Response theory for locally gapped systems
Joscha Henheik, Tom Wessel
Abstract
We introduce a notion of a \emph{local gap} for interacting many-body quantum lattice systems and prove the validity of response theory and Kubo's formula for localized perturbations in such settings. On a high level, our result shows that the usual spectral gap condition, concerning the system as a whole, is not a necessary condition for understanding local properties of the system. More precisely, we say that an equilibrium state $ρ_0$ of a Hamiltonian $H_0$ is locally gapped in $Λ^{\mathrm{gap}} \subset Λ$, whenever the Liouvillian $- \mathrm{i} \, [H_0, \, \cdot \, ]$ is almost invertible on local observables supported in $Λ^{\mathrm{gap}}$ when tested in $ρ_0$. To put this into context, we provide other alternative notions of a local gap and discuss their relations.
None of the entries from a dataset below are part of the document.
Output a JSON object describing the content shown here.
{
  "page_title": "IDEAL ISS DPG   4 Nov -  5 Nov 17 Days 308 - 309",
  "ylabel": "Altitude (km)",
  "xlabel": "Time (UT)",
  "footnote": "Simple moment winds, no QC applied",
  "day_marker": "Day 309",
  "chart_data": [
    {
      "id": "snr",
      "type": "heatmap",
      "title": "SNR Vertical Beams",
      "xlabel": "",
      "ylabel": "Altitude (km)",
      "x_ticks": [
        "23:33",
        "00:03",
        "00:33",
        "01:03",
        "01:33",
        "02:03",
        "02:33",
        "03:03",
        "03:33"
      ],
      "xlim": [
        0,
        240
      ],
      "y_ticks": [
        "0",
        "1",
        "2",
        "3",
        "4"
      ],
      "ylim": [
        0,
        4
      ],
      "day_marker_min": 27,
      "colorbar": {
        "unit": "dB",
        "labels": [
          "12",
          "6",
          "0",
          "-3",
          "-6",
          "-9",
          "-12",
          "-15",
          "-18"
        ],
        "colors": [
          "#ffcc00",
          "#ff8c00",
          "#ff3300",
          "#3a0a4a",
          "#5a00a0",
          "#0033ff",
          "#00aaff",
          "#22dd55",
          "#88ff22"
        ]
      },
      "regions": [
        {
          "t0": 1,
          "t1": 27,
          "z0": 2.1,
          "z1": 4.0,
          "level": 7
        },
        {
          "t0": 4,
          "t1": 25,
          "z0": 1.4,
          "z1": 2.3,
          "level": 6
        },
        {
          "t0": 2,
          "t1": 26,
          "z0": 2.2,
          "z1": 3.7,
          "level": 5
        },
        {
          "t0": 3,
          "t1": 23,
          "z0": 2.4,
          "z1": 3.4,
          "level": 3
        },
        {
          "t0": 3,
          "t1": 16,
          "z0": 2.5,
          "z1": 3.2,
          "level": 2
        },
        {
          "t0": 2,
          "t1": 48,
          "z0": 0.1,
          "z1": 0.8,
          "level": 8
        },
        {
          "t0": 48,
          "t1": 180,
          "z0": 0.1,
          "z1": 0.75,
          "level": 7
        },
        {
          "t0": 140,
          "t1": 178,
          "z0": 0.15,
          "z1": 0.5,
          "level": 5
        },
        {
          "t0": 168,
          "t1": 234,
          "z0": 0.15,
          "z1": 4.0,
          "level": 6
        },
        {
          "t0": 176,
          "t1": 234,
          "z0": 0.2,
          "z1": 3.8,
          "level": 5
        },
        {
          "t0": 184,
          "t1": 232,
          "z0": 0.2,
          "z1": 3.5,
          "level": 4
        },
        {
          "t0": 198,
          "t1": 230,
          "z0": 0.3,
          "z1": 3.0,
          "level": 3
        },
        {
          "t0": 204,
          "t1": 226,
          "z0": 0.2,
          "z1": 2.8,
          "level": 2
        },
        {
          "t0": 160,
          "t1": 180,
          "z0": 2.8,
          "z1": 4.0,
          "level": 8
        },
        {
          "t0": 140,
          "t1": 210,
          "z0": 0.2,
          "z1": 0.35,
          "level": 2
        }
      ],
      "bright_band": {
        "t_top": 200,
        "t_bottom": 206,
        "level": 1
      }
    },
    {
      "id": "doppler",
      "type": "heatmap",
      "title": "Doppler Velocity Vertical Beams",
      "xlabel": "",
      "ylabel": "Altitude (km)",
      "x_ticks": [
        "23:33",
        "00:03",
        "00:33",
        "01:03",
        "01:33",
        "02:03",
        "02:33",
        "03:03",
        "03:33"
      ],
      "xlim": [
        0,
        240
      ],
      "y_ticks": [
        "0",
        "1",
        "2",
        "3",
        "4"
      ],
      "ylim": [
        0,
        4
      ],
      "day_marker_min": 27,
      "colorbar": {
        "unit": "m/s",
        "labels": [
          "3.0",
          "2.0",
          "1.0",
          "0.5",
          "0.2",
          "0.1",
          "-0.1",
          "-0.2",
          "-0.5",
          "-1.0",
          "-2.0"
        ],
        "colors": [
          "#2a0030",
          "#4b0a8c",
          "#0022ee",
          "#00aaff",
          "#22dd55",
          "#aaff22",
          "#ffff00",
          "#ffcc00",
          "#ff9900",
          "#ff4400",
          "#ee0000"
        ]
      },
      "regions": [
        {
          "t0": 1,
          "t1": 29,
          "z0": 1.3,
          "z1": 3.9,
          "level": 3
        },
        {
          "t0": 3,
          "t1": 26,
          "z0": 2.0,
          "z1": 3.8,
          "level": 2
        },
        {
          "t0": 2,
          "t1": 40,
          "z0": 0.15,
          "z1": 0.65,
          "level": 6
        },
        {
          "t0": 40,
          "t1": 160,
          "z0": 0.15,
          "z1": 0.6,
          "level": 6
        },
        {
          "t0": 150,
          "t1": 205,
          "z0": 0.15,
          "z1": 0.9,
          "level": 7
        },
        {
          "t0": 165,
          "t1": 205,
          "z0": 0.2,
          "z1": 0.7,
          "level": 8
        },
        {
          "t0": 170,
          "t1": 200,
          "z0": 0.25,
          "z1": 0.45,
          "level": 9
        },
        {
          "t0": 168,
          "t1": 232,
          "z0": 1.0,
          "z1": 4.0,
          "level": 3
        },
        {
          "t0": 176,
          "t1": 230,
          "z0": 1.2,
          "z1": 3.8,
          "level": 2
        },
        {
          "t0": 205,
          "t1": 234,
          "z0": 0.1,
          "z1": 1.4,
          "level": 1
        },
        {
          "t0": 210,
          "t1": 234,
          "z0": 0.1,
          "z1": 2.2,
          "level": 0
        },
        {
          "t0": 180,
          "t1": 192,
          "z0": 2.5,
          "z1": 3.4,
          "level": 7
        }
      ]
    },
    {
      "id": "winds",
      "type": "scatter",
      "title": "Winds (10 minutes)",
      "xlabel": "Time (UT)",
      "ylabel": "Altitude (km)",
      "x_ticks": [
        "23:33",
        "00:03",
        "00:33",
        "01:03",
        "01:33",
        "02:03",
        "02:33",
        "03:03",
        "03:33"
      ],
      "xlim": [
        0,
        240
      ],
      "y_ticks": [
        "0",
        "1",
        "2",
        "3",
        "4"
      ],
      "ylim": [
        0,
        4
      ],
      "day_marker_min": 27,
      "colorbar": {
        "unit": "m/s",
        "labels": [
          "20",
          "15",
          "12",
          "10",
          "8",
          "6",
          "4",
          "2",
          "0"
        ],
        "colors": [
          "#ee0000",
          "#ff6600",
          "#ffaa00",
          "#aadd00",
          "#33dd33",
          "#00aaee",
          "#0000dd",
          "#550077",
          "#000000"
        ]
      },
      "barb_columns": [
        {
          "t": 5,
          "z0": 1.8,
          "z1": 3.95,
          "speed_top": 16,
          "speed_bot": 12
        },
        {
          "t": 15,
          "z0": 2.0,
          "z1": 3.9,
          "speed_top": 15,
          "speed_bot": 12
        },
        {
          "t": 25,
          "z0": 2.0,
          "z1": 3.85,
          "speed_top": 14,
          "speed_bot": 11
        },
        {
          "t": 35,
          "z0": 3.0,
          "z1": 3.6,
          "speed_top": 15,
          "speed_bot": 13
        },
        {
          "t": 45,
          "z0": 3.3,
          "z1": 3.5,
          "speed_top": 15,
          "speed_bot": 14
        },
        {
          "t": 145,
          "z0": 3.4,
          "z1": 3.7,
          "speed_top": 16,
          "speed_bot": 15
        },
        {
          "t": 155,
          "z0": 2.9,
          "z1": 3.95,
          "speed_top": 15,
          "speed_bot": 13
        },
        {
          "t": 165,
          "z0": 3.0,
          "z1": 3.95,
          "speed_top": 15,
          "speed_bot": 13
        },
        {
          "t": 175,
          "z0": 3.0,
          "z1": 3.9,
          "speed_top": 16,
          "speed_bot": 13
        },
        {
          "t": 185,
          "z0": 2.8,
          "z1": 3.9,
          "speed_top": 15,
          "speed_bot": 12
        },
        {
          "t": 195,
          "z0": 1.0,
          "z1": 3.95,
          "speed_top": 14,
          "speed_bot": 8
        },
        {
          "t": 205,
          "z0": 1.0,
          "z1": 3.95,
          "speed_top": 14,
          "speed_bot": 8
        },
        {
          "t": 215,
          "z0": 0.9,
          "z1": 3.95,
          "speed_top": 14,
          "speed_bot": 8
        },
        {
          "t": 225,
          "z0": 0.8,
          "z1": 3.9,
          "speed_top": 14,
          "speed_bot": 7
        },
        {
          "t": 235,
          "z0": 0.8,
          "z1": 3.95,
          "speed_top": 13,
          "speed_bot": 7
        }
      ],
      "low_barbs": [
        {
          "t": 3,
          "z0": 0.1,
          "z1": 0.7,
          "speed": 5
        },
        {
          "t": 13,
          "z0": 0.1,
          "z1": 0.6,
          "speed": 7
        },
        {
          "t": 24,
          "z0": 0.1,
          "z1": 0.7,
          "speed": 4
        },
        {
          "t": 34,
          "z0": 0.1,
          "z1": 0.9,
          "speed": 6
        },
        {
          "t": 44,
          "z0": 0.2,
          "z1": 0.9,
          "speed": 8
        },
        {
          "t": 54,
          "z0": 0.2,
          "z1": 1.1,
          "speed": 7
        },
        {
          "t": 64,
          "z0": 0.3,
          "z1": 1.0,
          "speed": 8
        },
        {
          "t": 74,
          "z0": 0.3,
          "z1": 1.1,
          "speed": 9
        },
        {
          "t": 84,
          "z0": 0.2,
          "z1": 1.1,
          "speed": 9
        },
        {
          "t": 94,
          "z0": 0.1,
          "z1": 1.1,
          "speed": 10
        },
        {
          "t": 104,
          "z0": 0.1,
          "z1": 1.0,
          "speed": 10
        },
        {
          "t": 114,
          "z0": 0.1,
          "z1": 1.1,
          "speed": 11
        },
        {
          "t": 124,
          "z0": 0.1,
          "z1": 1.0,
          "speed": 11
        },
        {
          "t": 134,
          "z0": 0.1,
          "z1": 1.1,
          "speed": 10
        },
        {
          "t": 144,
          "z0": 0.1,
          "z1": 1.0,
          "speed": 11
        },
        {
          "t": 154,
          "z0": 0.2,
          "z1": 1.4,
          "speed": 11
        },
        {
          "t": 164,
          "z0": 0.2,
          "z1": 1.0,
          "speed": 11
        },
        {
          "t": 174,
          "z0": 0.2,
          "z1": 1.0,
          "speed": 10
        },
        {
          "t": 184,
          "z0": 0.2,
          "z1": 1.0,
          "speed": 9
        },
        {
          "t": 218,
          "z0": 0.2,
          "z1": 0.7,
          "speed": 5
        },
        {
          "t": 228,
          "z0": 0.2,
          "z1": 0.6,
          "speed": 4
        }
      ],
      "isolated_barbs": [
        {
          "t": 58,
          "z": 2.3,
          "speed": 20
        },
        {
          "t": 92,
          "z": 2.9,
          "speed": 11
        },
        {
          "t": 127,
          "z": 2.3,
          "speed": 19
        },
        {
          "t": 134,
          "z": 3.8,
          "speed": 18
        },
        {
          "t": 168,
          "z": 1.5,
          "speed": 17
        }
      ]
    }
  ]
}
The validity of response theory is based on the construction of \emph{non-equilibrium almost stationary states} (NEASSs). By controlling locality properties of the NEASS construction, we show that response theory holds to any order, whenever the perturbation \(εV\) acts in a region which is further than $|\log ε|$ away from the non-gapped region $Λ\setminus Λ^{\mathrm{gap}}$.